Selamat datang di website ProFauna Indonesia | www.profauna.org

Press Release | 06 June 2011
Home » Index Press Release » ProFauna's Public Campaign Of Primate Protection in Indonesia

ProFauna's Public Campaign Of Primate Protection in Indonesia



ProFauna's Public Campaign Of Primate Protection in Indonesia

The Indonesian primates including apes and monkeys which have been further threatened by extinction due to the illegal wildlife trade and habitat loss have moved ProFauna Indonesia, a wildlife and forest protection organization in Indonesia, and the International Primate Protection League (IPPL) to raise awareness of the public on the protection of the animal group. On 6th June 2011, ProFauna's activists carried many posters of shape-like of primates: orangutan, gibbon, Javan langur, proboscis monkey, long-tailed monkey, slow loris, etc. On the campaign which was held on the main street of Malang City, East Java, ProFauna also handed out leaflets and stickers of primate conservation to the public.

There are more than 200 primate species in the world. 40 species or 25% of them live in Indonesia. Despite being rich of the species, 70% of Indonesian primates are threatened by extinction due to the illegal wildlife trade and the habitat loss. Among the 25 primate species of the world that have been enlisted as the most endangered species since 2000 by the IUCN including the Sumatran orangutan (Pongo abelii), Siau tarsier (Tarsius tumpara), Javan slow loris (Nycticebus javanicus), and Simakubo (Simias cocolor) from Indonesia.

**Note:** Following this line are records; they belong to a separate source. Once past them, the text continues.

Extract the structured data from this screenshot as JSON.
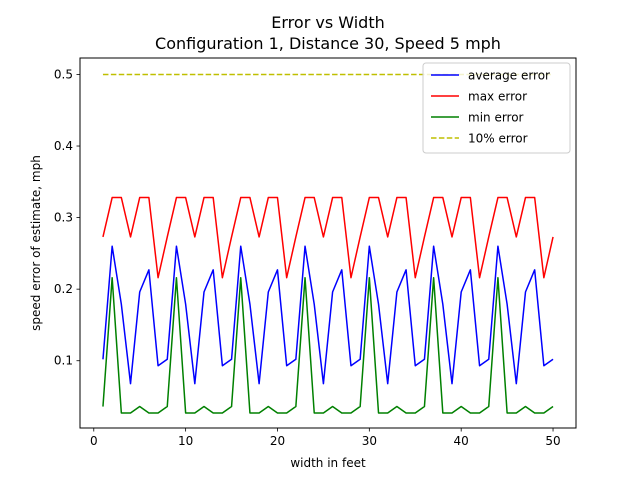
{
  "chart_data": {
    "type": "line",
    "title": "Error vs Width",
    "subtitle": "Configuration 1, Distance 30, Speed 5 mph",
    "xlabel": "width in feet",
    "ylabel": "speed error of estimate, mph",
    "xlim": [
      -1.5,
      52.5
    ],
    "ylim": [
      0.006,
      0.523
    ],
    "xticks": [
      0,
      10,
      20,
      30,
      40,
      50
    ],
    "yticks": [
      0.1,
      0.2,
      0.3,
      0.4,
      0.5
    ],
    "grid": false,
    "legend_position": "top-right",
    "x": [
      1,
      2,
      3,
      4,
      5,
      6,
      7,
      8,
      9,
      10,
      11,
      12,
      13,
      14,
      15,
      16,
      17,
      18,
      19,
      20,
      21,
      22,
      23,
      24,
      25,
      26,
      27,
      28,
      29,
      30,
      31,
      32,
      33,
      34,
      35,
      36,
      37,
      38,
      39,
      40,
      41,
      42,
      43,
      44,
      45,
      46,
      47,
      48,
      49,
      50
    ],
    "series": [
      {
        "name": "average error",
        "color": "#0000ff",
        "style": "solid",
        "values": [
          0.102,
          0.26,
          0.179,
          0.068,
          0.196,
          0.227,
          0.093,
          0.102,
          0.26,
          0.179,
          0.068,
          0.196,
          0.227,
          0.093,
          0.102,
          0.26,
          0.179,
          0.068,
          0.196,
          0.227,
          0.093,
          0.102,
          0.26,
          0.179,
          0.068,
          0.196,
          0.227,
          0.093,
          0.102,
          0.26,
          0.179,
          0.068,
          0.196,
          0.227,
          0.093,
          0.102,
          0.26,
          0.179,
          0.068,
          0.196,
          0.227,
          0.093,
          0.102,
          0.26,
          0.179,
          0.068,
          0.196,
          0.227,
          0.093,
          0.102
        ]
      },
      {
        "name": "max error",
        "color": "#ff0000",
        "style": "solid",
        "values": [
          0.273,
          0.328,
          0.328,
          0.273,
          0.328,
          0.328,
          0.216,
          0.273,
          0.328,
          0.328,
          0.273,
          0.328,
          0.328,
          0.216,
          0.273,
          0.328,
          0.328,
          0.273,
          0.328,
          0.328,
          0.216,
          0.273,
          0.328,
          0.328,
          0.273,
          0.328,
          0.328,
          0.216,
          0.273,
          0.328,
          0.328,
          0.273,
          0.328,
          0.328,
          0.216,
          0.273,
          0.328,
          0.328,
          0.273,
          0.328,
          0.328,
          0.216,
          0.273,
          0.328,
          0.328,
          0.273,
          0.328,
          0.328,
          0.216,
          0.273
        ]
      },
      {
        "name": "min error",
        "color": "#008000",
        "style": "solid",
        "values": [
          0.036,
          0.216,
          0.027,
          0.027,
          0.036,
          0.027,
          0.027,
          0.036,
          0.216,
          0.027,
          0.027,
          0.036,
          0.027,
          0.027,
          0.036,
          0.216,
          0.027,
          0.027,
          0.036,
          0.027,
          0.027,
          0.036,
          0.216,
          0.027,
          0.027,
          0.036,
          0.027,
          0.027,
          0.036,
          0.216,
          0.027,
          0.027,
          0.036,
          0.027,
          0.027,
          0.036,
          0.216,
          0.027,
          0.027,
          0.036,
          0.027,
          0.027,
          0.036,
          0.216,
          0.027,
          0.027,
          0.036,
          0.027,
          0.027,
          0.036
        ]
      },
      {
        "name": "10% error",
        "color": "#bfbf00",
        "style": "dashed",
        "values": [
          0.5,
          0.5,
          0.5,
          0.5,
          0.5,
          0.5,
          0.5,
          0.5,
          0.5,
          0.5,
          0.5,
          0.5,
          0.5,
          0.5,
          0.5,
          0.5,
          0.5,
          0.5,
          0.5,
          0.5,
          0.5,
          0.5,
          0.5,
          0.5,
          0.5,
          0.5,
          0.5,
          0.5,
          0.5,
          0.5,
          0.5,
          0.5,
          0.5,
          0.5,
          0.5,
          0.5,
          0.5,
          0.5,
          0.5,
          0.5,
          0.5,
          0.5,
          0.5,
          0.5,
          0.5,
          0.5,
          0.5,
          0.5,
          0.5,
          0.5
        ]
      }
    ]
  }
}
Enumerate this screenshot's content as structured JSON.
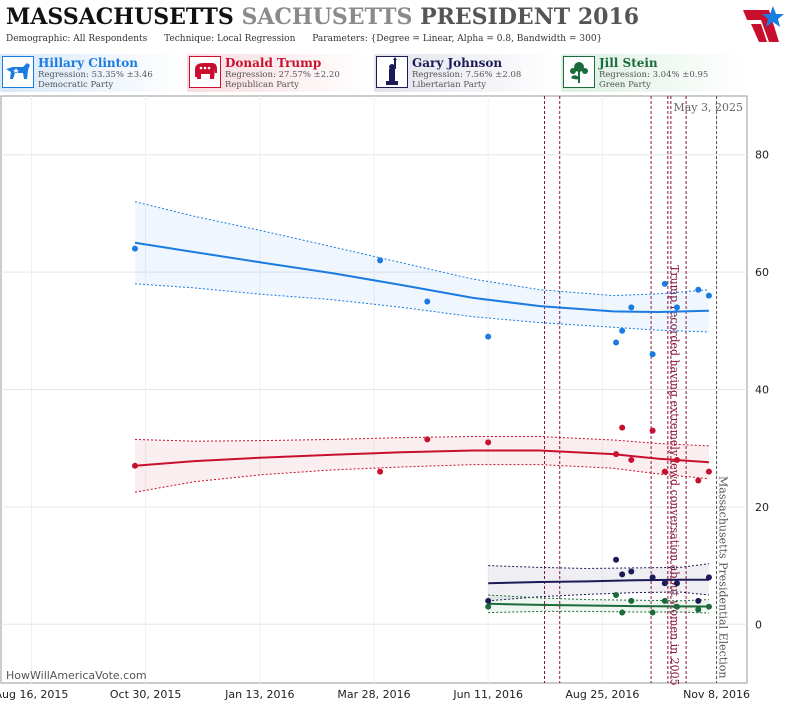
{
  "header": {
    "state": "MASSACHUSETTS",
    "watermark": "SACHUSETTS",
    "race": "PRESIDENT 2016",
    "demographic": "Demographic: All Respondents",
    "technique": "Technique: Local Regression",
    "parameters": "Parameters: {Degree = Linear, Alpha = 0.8, Bandwidth = 300}"
  },
  "candidates": [
    {
      "name": "Hillary Clinton",
      "regression": "Regression: 53.35% ±3.46",
      "party": "Democratic Party",
      "color": "#1a7be0",
      "icon": "donkey-icon"
    },
    {
      "name": "Donald Trump",
      "regression": "Regression: 27.57% ±2.20",
      "party": "Republican Party",
      "color": "#c8102e",
      "icon": "elephant-icon"
    },
    {
      "name": "Gary Johnson",
      "regression": "Regression: 7.56% ±2.08",
      "party": "Libertarian Party",
      "color": "#1c1a57",
      "icon": "statue-of-liberty-icon"
    },
    {
      "name": "Jill Stein",
      "regression": "Regression: 3.04% ±0.95",
      "party": "Green Party",
      "color": "#1c6b3a",
      "icon": "sunflower-icon"
    }
  ],
  "date_stamp": "May 3, 2025",
  "source": "HowWillAmericaVote.com",
  "chart_data": {
    "type": "scatter",
    "x_axis": {
      "type": "date",
      "range": [
        "2015-07-27",
        "2016-11-28"
      ],
      "ticks": [
        {
          "date": "2015-08-16",
          "label": "Aug 16, 2015"
        },
        {
          "date": "2015-10-30",
          "label": "Oct 30, 2015"
        },
        {
          "date": "2016-01-13",
          "label": "Jan 13, 2016"
        },
        {
          "date": "2016-03-28",
          "label": "Mar 28, 2016"
        },
        {
          "date": "2016-06-11",
          "label": "Jun 11, 2016"
        },
        {
          "date": "2016-08-25",
          "label": "Aug 25, 2016"
        },
        {
          "date": "2016-11-08",
          "label": "Nov 8, 2016"
        }
      ]
    },
    "y_axis": {
      "range": [
        -10,
        90
      ],
      "ticks": [
        0,
        20,
        40,
        60,
        80
      ],
      "side": "right"
    },
    "grid": true,
    "events": [
      {
        "date": "2016-07-18",
        "style": "dashed",
        "color": "#8b1538",
        "label": ""
      },
      {
        "date": "2016-07-28",
        "style": "dashed",
        "color": "#8b1538",
        "label": ""
      },
      {
        "date": "2016-09-26",
        "style": "dashed",
        "color": "#8b1538",
        "label": ""
      },
      {
        "date": "2016-10-07",
        "style": "dashed",
        "color": "#8b1538",
        "label": "Trump recorded having extremely lewd conversation about women in 2005"
      },
      {
        "date": "2016-10-09",
        "style": "dashed",
        "color": "#8b1538",
        "label": ""
      },
      {
        "date": "2016-10-19",
        "style": "dashed",
        "color": "#8b1538",
        "label": ""
      },
      {
        "date": "2016-11-08",
        "style": "dashed",
        "color": "#555555",
        "label": "Massachusetts Presidential Election"
      }
    ],
    "series": [
      {
        "name": "Hillary Clinton",
        "color": "#1a7be0",
        "points": [
          [
            "2015-10-23",
            64
          ],
          [
            "2016-04-01",
            62
          ],
          [
            "2016-05-02",
            55
          ],
          [
            "2016-06-11",
            49
          ],
          [
            "2016-09-03",
            48
          ],
          [
            "2016-09-07",
            50
          ],
          [
            "2016-09-13",
            54
          ],
          [
            "2016-09-27",
            46
          ],
          [
            "2016-10-05",
            58
          ],
          [
            "2016-10-13",
            54
          ],
          [
            "2016-10-27",
            57
          ],
          [
            "2016-11-03",
            56
          ]
        ],
        "trend": [
          [
            "2015-10-23",
            65
          ],
          [
            "2015-12-01",
            63.4
          ],
          [
            "2016-01-15",
            61.6
          ],
          [
            "2016-03-01",
            59.8
          ],
          [
            "2016-04-15",
            57.8
          ],
          [
            "2016-06-01",
            55.6
          ],
          [
            "2016-07-15",
            54.2
          ],
          [
            "2016-09-01",
            53.3
          ],
          [
            "2016-10-01",
            53.2
          ],
          [
            "2016-11-03",
            53.4
          ]
        ],
        "upper": [
          [
            "2015-10-23",
            72
          ],
          [
            "2015-12-01",
            69.5
          ],
          [
            "2016-01-15",
            67
          ],
          [
            "2016-03-01",
            64.3
          ],
          [
            "2016-04-15",
            61.6
          ],
          [
            "2016-06-01",
            58.8
          ],
          [
            "2016-07-15",
            57
          ],
          [
            "2016-09-01",
            56
          ],
          [
            "2016-10-01",
            56.3
          ],
          [
            "2016-11-03",
            57
          ]
        ],
        "lower": [
          [
            "2015-10-23",
            58
          ],
          [
            "2015-12-01",
            57.3
          ],
          [
            "2016-01-15",
            56.2
          ],
          [
            "2016-03-01",
            55.3
          ],
          [
            "2016-04-15",
            54
          ],
          [
            "2016-06-01",
            52.4
          ],
          [
            "2016-07-15",
            51.4
          ],
          [
            "2016-09-01",
            50.6
          ],
          [
            "2016-10-01",
            50.1
          ],
          [
            "2016-11-03",
            49.8
          ]
        ]
      },
      {
        "name": "Donald Trump",
        "color": "#c8102e",
        "points": [
          [
            "2015-10-23",
            27
          ],
          [
            "2016-04-01",
            26
          ],
          [
            "2016-05-02",
            31.5
          ],
          [
            "2016-06-11",
            31
          ],
          [
            "2016-09-03",
            29
          ],
          [
            "2016-09-07",
            33.5
          ],
          [
            "2016-09-13",
            28
          ],
          [
            "2016-09-27",
            33
          ],
          [
            "2016-10-05",
            26
          ],
          [
            "2016-10-13",
            28
          ],
          [
            "2016-10-27",
            24.5
          ],
          [
            "2016-11-03",
            26
          ]
        ],
        "trend": [
          [
            "2015-10-23",
            27
          ],
          [
            "2015-12-01",
            27.8
          ],
          [
            "2016-01-15",
            28.4
          ],
          [
            "2016-03-01",
            28.9
          ],
          [
            "2016-04-15",
            29.3
          ],
          [
            "2016-06-01",
            29.6
          ],
          [
            "2016-07-15",
            29.6
          ],
          [
            "2016-09-01",
            29
          ],
          [
            "2016-10-01",
            28.2
          ],
          [
            "2016-11-03",
            27.6
          ]
        ],
        "upper": [
          [
            "2015-10-23",
            31.5
          ],
          [
            "2015-12-01",
            31.2
          ],
          [
            "2016-01-15",
            31.3
          ],
          [
            "2016-03-01",
            31.5
          ],
          [
            "2016-04-15",
            31.8
          ],
          [
            "2016-06-01",
            32
          ],
          [
            "2016-07-15",
            32
          ],
          [
            "2016-09-01",
            31.4
          ],
          [
            "2016-10-01",
            30.8
          ],
          [
            "2016-11-03",
            30.4
          ]
        ],
        "lower": [
          [
            "2015-10-23",
            22.5
          ],
          [
            "2015-12-01",
            24.3
          ],
          [
            "2016-01-15",
            25.5
          ],
          [
            "2016-03-01",
            26.3
          ],
          [
            "2016-04-15",
            26.8
          ],
          [
            "2016-06-01",
            27.2
          ],
          [
            "2016-07-15",
            27.2
          ],
          [
            "2016-09-01",
            26.6
          ],
          [
            "2016-10-01",
            25.6
          ],
          [
            "2016-11-03",
            24.8
          ]
        ]
      },
      {
        "name": "Gary Johnson",
        "color": "#1c1a57",
        "points": [
          [
            "2016-06-11",
            4
          ],
          [
            "2016-09-03",
            11
          ],
          [
            "2016-09-07",
            8.5
          ],
          [
            "2016-09-13",
            9
          ],
          [
            "2016-09-27",
            8
          ],
          [
            "2016-10-05",
            7
          ],
          [
            "2016-10-13",
            7
          ],
          [
            "2016-10-27",
            4
          ],
          [
            "2016-11-03",
            8
          ]
        ],
        "trend": [
          [
            "2016-06-11",
            7
          ],
          [
            "2016-07-15",
            7.2
          ],
          [
            "2016-08-15",
            7.3
          ],
          [
            "2016-09-15",
            7.5
          ],
          [
            "2016-10-15",
            7.6
          ],
          [
            "2016-11-03",
            7.6
          ]
        ],
        "upper": [
          [
            "2016-06-11",
            10
          ],
          [
            "2016-07-15",
            9.7
          ],
          [
            "2016-08-15",
            9.5
          ],
          [
            "2016-09-15",
            9.6
          ],
          [
            "2016-10-15",
            9.7
          ],
          [
            "2016-11-03",
            10.3
          ]
        ],
        "lower": [
          [
            "2016-06-11",
            4
          ],
          [
            "2016-07-15",
            4.7
          ],
          [
            "2016-08-15",
            5.1
          ],
          [
            "2016-09-15",
            5.4
          ],
          [
            "2016-10-15",
            5.5
          ],
          [
            "2016-11-03",
            5
          ]
        ]
      },
      {
        "name": "Jill Stein",
        "color": "#1c6b3a",
        "points": [
          [
            "2016-06-11",
            3
          ],
          [
            "2016-09-03",
            5
          ],
          [
            "2016-09-07",
            2
          ],
          [
            "2016-09-13",
            4
          ],
          [
            "2016-09-27",
            2
          ],
          [
            "2016-10-05",
            4
          ],
          [
            "2016-10-13",
            3
          ],
          [
            "2016-10-27",
            2.5
          ],
          [
            "2016-11-03",
            3
          ]
        ],
        "trend": [
          [
            "2016-06-11",
            3.5
          ],
          [
            "2016-07-15",
            3.3
          ],
          [
            "2016-08-15",
            3.2
          ],
          [
            "2016-09-15",
            3.1
          ],
          [
            "2016-10-15",
            3.05
          ],
          [
            "2016-11-03",
            3.04
          ]
        ],
        "upper": [
          [
            "2016-06-11",
            5
          ],
          [
            "2016-07-15",
            4.5
          ],
          [
            "2016-08-15",
            4.2
          ],
          [
            "2016-09-15",
            4.1
          ],
          [
            "2016-10-15",
            4
          ],
          [
            "2016-11-03",
            4.2
          ]
        ],
        "lower": [
          [
            "2016-06-11",
            2
          ],
          [
            "2016-07-15",
            2.2
          ],
          [
            "2016-08-15",
            2.2
          ],
          [
            "2016-09-15",
            2.1
          ],
          [
            "2016-10-15",
            2.1
          ],
          [
            "2016-11-03",
            1.9
          ]
        ]
      }
    ]
  }
}
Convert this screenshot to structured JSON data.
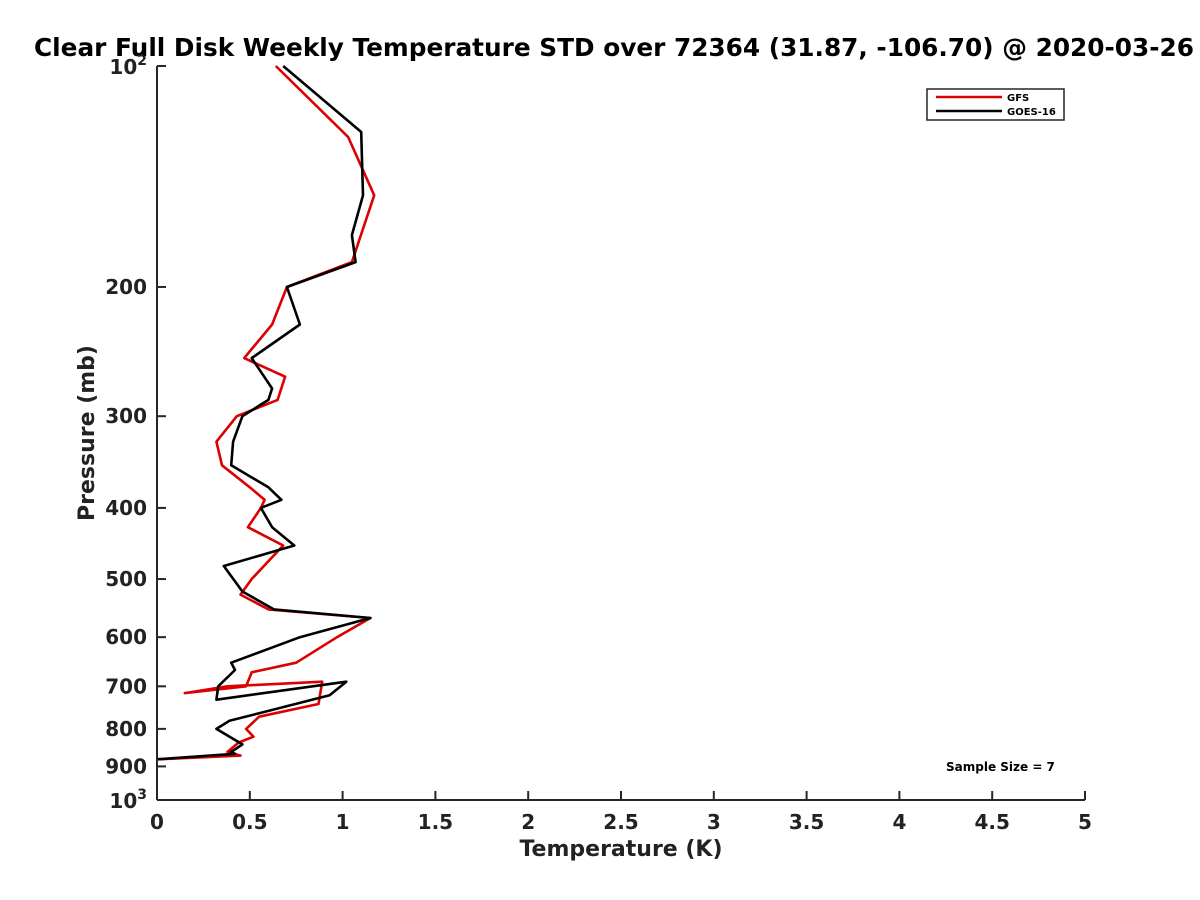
{
  "chart_data": {
    "type": "line",
    "title": "Clear Full Disk Weekly Temperature STD over 72364 (31.87, -106.70) @ 2020-03-26",
    "xlabel": "Temperature (K)",
    "ylabel": "Pressure (mb)",
    "xlim": [
      0,
      5
    ],
    "ylim": [
      100,
      1000
    ],
    "y_scale": "log",
    "y_reversed": true,
    "x_ticks": [
      "0",
      "0.5",
      "1",
      "1.5",
      "2",
      "2.5",
      "3",
      "3.5",
      "4",
      "4.5",
      "5"
    ],
    "y_ticks": [
      {
        "value": 100,
        "base": "10",
        "exp": "2"
      },
      {
        "value": 200,
        "label": "200"
      },
      {
        "value": 300,
        "label": "300"
      },
      {
        "value": 400,
        "label": "400"
      },
      {
        "value": 500,
        "label": "500"
      },
      {
        "value": 600,
        "label": "600"
      },
      {
        "value": 700,
        "label": "700"
      },
      {
        "value": 800,
        "label": "800"
      },
      {
        "value": 900,
        "label": "900"
      },
      {
        "value": 1000,
        "base": "10",
        "exp": "3"
      }
    ],
    "legend_position": "top-right",
    "grid": false,
    "annotation": "Sample Size = 7",
    "series": [
      {
        "name": "GFS",
        "color": "#dd0000",
        "points": [
          [
            0.64,
            100
          ],
          [
            1.03,
            125
          ],
          [
            1.17,
            150
          ],
          [
            1.05,
            185
          ],
          [
            0.7,
            200
          ],
          [
            0.62,
            225
          ],
          [
            0.47,
            250
          ],
          [
            0.69,
            265
          ],
          [
            0.65,
            285
          ],
          [
            0.43,
            300
          ],
          [
            0.32,
            325
          ],
          [
            0.35,
            350
          ],
          [
            0.5,
            375
          ],
          [
            0.58,
            390
          ],
          [
            0.56,
            400
          ],
          [
            0.49,
            425
          ],
          [
            0.68,
            450
          ],
          [
            0.51,
            500
          ],
          [
            0.45,
            525
          ],
          [
            0.6,
            550
          ],
          [
            1.15,
            565
          ],
          [
            0.97,
            600
          ],
          [
            0.75,
            650
          ],
          [
            0.51,
            670
          ],
          [
            0.48,
            700
          ],
          [
            0.15,
            715
          ],
          [
            0.38,
            700
          ],
          [
            0.89,
            690
          ],
          [
            0.87,
            740
          ],
          [
            0.55,
            770
          ],
          [
            0.48,
            800
          ],
          [
            0.52,
            820
          ],
          [
            0.44,
            835
          ],
          [
            0.38,
            860
          ],
          [
            0.45,
            870
          ],
          [
            0.0,
            880
          ]
        ]
      },
      {
        "name": "GOES-16",
        "color": "#000000",
        "points": [
          [
            0.68,
            100
          ],
          [
            1.1,
            123
          ],
          [
            1.11,
            150
          ],
          [
            1.05,
            170
          ],
          [
            1.07,
            185
          ],
          [
            0.7,
            200
          ],
          [
            0.77,
            225
          ],
          [
            0.51,
            250
          ],
          [
            0.62,
            275
          ],
          [
            0.6,
            285
          ],
          [
            0.46,
            300
          ],
          [
            0.41,
            325
          ],
          [
            0.4,
            350
          ],
          [
            0.6,
            375
          ],
          [
            0.67,
            390
          ],
          [
            0.56,
            400
          ],
          [
            0.62,
            425
          ],
          [
            0.74,
            450
          ],
          [
            0.36,
            480
          ],
          [
            0.46,
            520
          ],
          [
            0.63,
            550
          ],
          [
            1.15,
            565
          ],
          [
            0.77,
            600
          ],
          [
            0.4,
            650
          ],
          [
            0.42,
            665
          ],
          [
            0.33,
            700
          ],
          [
            0.32,
            730
          ],
          [
            1.02,
            690
          ],
          [
            0.93,
            720
          ],
          [
            0.39,
            780
          ],
          [
            0.32,
            800
          ],
          [
            0.46,
            840
          ],
          [
            0.4,
            860
          ],
          [
            0.42,
            865
          ],
          [
            0.0,
            880
          ]
        ]
      }
    ]
  }
}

According to ProFauna's record, the primates being traded are wild caught instead of captive bred. Every year, there are thousands of primate species traded for pets or the meat, like the Javan langur, long-tailed monkey, Sumatran langur, and the pig-tailed macaque. The meat of these species is traditionally believed by some people to cure asthma. Furthermore, most of the traded primates for pets are babies because they are cute and tame. When the primates get older and wilder, most owners will neglect or kill them. As the prices, the more endangered the primates are, the higher they cost. Protected species like Javan langur and slow loris are sold for 200,000 IDR or 20 USD (10,000 IDR = 1 USD) each. While the endangered ones like gibbon and orangutan can fetch to more than 1 million IDR and 2 millions IDR respectively.

Rosek Nursahid, Chairman of ProFauna Indonesia, stated, "Most of the Indonesian primates are protected by law. It is illegal to trade and keep the animals as pets. Not only is the trade crime but it also causes cruelties to the animals." According the 1990 wildlife act concerning the natural resources conservation, perpetrators of the protected wildlife are liable to five year prison term or a 100-million IDR fine.

ProFauna Indonesia together with IPPL will continue to campaign against the illegal trade and cruelty of the Indonesian primates. ProFauna keeps encouraging the public to help the organization to protect the primates by stop buying the primates. Nursahid added, "Buying is killing. If people keep buying the traded primates, more of them will be caught from the wild. Stop buying is the simple way that the public can help to protect and conserve the primates in Indonesia."